I think that I was eight or nine when I began noticing it. It was subtle at first, but it was there. I knew that my dad was… different.

The dads on the television and in movies were these inept bumbling Rick Moranis types who were constantly flailing at parenthood and failing horribly.

There was the dad that burned dinner for his kids and shoveled them full of frozen pizza instead. There was the dad who couldn’t figure out the washing machine to save his life and flooded the house with soapy annihilation. There was the dad that had to spend five uninterrupted minutes with his kids, and decided to plop them in front of a video game as opposed to talk to them.

This was the image of fatherhood that corporate America decided was reasonable, and they used it to sell “outs,” meaning ways for hapless fathers to cope with the burden of their families.

I thought, even at eight or nine, that it was on-its-face absurd that these men could go to work and build a house from the foundation up but were somehow flummoxed by a Maytag.
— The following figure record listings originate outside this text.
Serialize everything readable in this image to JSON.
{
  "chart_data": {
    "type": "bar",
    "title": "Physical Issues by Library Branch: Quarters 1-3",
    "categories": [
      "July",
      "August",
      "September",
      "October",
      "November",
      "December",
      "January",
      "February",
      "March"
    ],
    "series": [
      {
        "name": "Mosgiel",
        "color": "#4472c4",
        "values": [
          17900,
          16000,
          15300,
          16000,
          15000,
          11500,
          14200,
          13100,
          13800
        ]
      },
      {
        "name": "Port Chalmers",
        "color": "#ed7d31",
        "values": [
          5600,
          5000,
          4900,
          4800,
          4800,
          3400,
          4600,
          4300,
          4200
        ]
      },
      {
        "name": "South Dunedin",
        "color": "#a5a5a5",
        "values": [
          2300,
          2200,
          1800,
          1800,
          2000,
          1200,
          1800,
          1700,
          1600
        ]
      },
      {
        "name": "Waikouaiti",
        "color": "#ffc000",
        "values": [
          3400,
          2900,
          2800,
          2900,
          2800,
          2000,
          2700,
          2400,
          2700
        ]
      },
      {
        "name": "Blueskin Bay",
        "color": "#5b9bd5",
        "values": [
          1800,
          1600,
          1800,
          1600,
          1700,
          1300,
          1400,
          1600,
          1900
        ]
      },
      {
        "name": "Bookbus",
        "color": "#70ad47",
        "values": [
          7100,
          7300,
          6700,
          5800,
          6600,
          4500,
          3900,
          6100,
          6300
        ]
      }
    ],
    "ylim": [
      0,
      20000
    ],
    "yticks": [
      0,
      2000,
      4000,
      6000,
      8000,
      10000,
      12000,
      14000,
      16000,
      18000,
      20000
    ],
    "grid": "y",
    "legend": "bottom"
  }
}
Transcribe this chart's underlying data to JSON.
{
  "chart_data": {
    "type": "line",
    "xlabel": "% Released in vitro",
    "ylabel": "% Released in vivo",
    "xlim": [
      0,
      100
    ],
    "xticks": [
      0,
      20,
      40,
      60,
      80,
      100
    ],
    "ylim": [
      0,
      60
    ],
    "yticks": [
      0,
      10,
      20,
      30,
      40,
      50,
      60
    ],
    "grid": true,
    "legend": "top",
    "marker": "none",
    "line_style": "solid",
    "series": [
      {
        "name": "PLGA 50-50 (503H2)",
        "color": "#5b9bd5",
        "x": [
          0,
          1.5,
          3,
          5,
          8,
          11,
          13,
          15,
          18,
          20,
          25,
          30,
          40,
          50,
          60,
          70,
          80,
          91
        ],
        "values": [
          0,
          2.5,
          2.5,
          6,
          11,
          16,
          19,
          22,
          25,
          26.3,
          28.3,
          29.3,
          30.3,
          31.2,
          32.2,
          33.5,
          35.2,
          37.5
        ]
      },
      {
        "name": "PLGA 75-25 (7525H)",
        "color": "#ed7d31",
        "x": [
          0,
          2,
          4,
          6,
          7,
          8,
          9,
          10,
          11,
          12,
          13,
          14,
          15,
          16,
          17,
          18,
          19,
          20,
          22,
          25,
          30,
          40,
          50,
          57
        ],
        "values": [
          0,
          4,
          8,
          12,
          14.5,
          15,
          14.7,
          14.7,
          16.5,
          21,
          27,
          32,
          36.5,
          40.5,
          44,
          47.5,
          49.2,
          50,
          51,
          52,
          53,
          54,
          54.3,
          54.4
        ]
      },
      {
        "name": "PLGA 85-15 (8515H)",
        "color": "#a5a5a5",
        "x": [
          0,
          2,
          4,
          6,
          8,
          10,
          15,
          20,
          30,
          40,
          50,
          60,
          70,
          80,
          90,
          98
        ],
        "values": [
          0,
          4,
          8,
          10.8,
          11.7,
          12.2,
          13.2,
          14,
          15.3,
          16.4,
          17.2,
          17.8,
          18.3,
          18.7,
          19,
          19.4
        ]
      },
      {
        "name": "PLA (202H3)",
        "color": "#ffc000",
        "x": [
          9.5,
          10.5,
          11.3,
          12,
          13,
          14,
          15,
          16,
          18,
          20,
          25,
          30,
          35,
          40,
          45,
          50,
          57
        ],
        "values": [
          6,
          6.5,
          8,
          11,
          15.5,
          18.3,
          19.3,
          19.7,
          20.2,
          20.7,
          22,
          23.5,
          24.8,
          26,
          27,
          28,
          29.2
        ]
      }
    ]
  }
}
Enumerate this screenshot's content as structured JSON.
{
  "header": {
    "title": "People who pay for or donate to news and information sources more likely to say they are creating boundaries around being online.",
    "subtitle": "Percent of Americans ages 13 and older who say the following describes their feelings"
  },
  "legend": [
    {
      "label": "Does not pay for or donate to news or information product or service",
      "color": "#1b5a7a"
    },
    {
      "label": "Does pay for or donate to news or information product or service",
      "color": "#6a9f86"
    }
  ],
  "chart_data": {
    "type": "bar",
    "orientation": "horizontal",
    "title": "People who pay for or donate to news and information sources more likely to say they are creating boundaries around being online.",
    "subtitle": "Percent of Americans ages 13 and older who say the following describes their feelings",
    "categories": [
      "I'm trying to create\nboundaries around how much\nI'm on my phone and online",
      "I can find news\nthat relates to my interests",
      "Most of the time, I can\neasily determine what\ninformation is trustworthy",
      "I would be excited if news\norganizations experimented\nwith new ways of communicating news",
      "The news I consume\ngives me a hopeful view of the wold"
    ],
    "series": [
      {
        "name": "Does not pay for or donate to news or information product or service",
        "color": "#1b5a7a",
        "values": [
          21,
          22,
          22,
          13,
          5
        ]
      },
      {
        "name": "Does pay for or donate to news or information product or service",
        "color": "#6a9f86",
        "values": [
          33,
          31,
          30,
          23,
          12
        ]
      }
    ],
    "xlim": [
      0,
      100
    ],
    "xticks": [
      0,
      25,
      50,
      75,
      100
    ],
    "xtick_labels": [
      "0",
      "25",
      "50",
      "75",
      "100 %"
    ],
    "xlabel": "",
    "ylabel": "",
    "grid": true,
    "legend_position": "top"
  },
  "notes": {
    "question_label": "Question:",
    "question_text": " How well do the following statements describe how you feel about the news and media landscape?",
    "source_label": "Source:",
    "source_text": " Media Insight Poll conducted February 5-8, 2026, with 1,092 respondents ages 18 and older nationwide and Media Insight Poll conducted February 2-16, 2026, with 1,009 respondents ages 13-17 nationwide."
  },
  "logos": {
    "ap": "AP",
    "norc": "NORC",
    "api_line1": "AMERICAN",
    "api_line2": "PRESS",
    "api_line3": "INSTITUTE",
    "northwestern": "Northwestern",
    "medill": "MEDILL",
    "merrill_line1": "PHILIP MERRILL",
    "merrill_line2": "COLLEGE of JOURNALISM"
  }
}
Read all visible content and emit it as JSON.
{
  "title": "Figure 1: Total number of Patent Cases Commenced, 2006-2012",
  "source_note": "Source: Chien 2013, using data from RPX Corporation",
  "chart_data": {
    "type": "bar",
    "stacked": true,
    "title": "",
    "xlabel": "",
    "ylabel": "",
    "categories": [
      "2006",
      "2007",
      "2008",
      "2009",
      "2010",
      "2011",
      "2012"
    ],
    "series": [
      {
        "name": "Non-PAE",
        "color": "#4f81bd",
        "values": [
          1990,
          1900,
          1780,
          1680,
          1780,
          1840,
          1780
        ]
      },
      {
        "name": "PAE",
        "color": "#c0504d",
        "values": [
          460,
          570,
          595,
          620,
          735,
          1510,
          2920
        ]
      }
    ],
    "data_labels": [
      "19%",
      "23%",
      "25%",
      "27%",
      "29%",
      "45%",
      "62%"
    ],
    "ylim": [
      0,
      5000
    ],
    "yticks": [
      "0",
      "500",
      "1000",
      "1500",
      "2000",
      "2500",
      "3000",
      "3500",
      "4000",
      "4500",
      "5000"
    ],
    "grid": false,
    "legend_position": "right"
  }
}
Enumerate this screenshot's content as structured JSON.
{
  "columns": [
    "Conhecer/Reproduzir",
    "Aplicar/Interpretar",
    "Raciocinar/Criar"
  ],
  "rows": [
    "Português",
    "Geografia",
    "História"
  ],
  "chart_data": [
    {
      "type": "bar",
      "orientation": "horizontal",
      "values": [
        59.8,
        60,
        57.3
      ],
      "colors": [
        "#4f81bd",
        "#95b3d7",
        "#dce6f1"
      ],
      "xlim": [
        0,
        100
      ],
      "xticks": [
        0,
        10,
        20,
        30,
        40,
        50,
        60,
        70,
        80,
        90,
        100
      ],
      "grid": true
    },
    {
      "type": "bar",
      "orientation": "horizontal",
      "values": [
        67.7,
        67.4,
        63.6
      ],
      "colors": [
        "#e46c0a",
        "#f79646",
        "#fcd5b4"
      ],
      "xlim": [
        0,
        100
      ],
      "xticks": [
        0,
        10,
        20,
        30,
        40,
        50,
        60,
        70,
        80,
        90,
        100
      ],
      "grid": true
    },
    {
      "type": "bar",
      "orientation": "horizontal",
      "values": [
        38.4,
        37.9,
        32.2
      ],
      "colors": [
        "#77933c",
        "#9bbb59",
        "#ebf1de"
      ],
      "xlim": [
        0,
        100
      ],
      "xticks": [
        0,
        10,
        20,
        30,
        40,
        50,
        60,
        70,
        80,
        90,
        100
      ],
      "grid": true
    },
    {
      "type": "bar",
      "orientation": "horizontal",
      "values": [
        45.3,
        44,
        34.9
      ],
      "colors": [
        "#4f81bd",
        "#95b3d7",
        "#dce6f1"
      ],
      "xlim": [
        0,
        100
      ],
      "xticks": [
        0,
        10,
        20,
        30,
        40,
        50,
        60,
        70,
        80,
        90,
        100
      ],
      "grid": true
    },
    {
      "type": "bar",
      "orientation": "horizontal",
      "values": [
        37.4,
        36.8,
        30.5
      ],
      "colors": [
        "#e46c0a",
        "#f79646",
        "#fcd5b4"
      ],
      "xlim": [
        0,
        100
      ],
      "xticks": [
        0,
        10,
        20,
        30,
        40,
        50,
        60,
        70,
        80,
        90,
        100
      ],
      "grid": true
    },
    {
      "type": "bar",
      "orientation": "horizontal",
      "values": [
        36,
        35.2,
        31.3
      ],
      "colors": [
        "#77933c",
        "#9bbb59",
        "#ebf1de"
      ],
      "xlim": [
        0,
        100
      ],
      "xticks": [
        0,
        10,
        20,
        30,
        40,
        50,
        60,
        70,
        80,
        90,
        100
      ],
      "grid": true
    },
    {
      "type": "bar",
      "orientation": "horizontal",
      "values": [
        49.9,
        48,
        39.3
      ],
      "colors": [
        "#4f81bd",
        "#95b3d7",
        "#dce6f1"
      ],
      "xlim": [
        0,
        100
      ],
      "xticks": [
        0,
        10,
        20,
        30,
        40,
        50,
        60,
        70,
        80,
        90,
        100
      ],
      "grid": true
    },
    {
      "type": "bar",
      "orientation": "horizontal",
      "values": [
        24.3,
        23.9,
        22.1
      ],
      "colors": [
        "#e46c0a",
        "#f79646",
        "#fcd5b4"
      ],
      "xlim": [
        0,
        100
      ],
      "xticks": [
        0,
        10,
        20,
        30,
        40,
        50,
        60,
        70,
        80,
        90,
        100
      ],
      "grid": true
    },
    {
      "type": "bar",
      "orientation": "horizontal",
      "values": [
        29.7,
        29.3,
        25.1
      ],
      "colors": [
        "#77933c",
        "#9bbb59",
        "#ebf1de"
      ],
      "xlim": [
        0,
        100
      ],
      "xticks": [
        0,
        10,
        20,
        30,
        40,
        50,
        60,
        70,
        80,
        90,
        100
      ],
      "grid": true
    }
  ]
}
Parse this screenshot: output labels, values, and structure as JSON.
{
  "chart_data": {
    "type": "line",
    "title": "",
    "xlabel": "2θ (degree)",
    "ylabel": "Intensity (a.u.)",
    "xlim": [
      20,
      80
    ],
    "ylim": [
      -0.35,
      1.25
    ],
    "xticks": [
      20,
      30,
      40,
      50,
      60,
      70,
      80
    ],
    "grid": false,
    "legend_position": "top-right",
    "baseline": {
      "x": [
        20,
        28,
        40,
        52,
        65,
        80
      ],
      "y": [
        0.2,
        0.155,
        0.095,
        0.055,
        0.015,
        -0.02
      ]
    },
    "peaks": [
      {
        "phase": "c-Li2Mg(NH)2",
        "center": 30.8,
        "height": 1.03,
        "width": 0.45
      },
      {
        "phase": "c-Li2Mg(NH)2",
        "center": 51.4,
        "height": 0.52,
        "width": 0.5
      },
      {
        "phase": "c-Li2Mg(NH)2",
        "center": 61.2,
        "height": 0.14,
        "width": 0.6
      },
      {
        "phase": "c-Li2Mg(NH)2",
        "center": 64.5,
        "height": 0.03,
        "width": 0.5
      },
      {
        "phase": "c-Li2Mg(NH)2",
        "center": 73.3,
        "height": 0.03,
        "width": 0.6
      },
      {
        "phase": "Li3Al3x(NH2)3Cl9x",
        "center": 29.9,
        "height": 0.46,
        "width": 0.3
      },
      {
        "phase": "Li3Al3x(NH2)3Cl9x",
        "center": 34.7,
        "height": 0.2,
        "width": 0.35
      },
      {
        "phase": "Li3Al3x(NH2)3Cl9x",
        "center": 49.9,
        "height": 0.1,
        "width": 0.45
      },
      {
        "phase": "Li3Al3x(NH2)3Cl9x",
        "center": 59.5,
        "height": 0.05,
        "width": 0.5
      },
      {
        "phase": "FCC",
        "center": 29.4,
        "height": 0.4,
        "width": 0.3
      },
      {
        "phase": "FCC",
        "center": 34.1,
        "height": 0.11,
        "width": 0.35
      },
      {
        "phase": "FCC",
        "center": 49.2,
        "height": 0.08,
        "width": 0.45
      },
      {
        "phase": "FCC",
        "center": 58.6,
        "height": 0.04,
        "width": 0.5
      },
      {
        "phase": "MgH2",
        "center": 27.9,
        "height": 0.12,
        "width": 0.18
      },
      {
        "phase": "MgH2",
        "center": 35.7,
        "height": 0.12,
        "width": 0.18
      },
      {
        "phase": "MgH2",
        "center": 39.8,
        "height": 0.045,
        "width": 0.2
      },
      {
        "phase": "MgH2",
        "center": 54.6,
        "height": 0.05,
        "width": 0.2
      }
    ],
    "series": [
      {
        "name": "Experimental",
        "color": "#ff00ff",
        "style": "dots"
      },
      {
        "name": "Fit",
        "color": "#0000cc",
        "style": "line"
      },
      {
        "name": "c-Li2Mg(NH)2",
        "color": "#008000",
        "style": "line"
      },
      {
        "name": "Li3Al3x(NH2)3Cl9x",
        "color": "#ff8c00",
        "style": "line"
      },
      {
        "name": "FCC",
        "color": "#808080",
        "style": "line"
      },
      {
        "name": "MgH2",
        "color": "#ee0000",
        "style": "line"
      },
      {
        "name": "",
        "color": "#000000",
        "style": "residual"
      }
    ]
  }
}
It seemed to me that men who could argue a legal case in open court should be able to talk to their own children from time to time.

And it seemed odd that basically every father in the world could sear steaks on a grill but feared stoves as if they contained witchcraft. What made these depictions seem all the more absurd to me was the presence of my own father, capable, engaged and genuinely interested in the goings on of his household. He was never put out by the tasks required to move the day along, and he spent gobs of time with us (even the girl-child) despite the constant imagery that depicted this as a mission doomed pre-launch.

One vestigial part of yesteryear that I sorely want amputated is the notion of a father “babysitting” his own children. The term itself conjures up tweens temporarily filling in for a real parent. It is wholly detestable to address a father as a babysitter, or to reduce a father spending time with his children as equivalent to what a minimum wage tween might do. This offends me; it should offend every father on the planet. Fathers are not merely placeholders for the real parent, and they are not partial parents either. There are oceans between the job of a father and a babysitter. Babysitters babysit, fathers parent. It’s really that simple.

The inept version of fatherhood is thankfully fading from view. Each successive decade since they made “Mr. Mom” has picked away at the concept of fathers as foreigners inside of their own homes. Today the commercials and movies that depict fatherhood have a much broader vocabulary with which to engage their audience.

Though there are notable exceptions and plenty of backsliding, in general they’ve begun to show dads of all stripes capably navigating their familial lives.

My hope is that this trend continues and gains steam, not just for me and for my father for whom fatherhood is a gift, but for my daughters and all the generations of men and women still to come.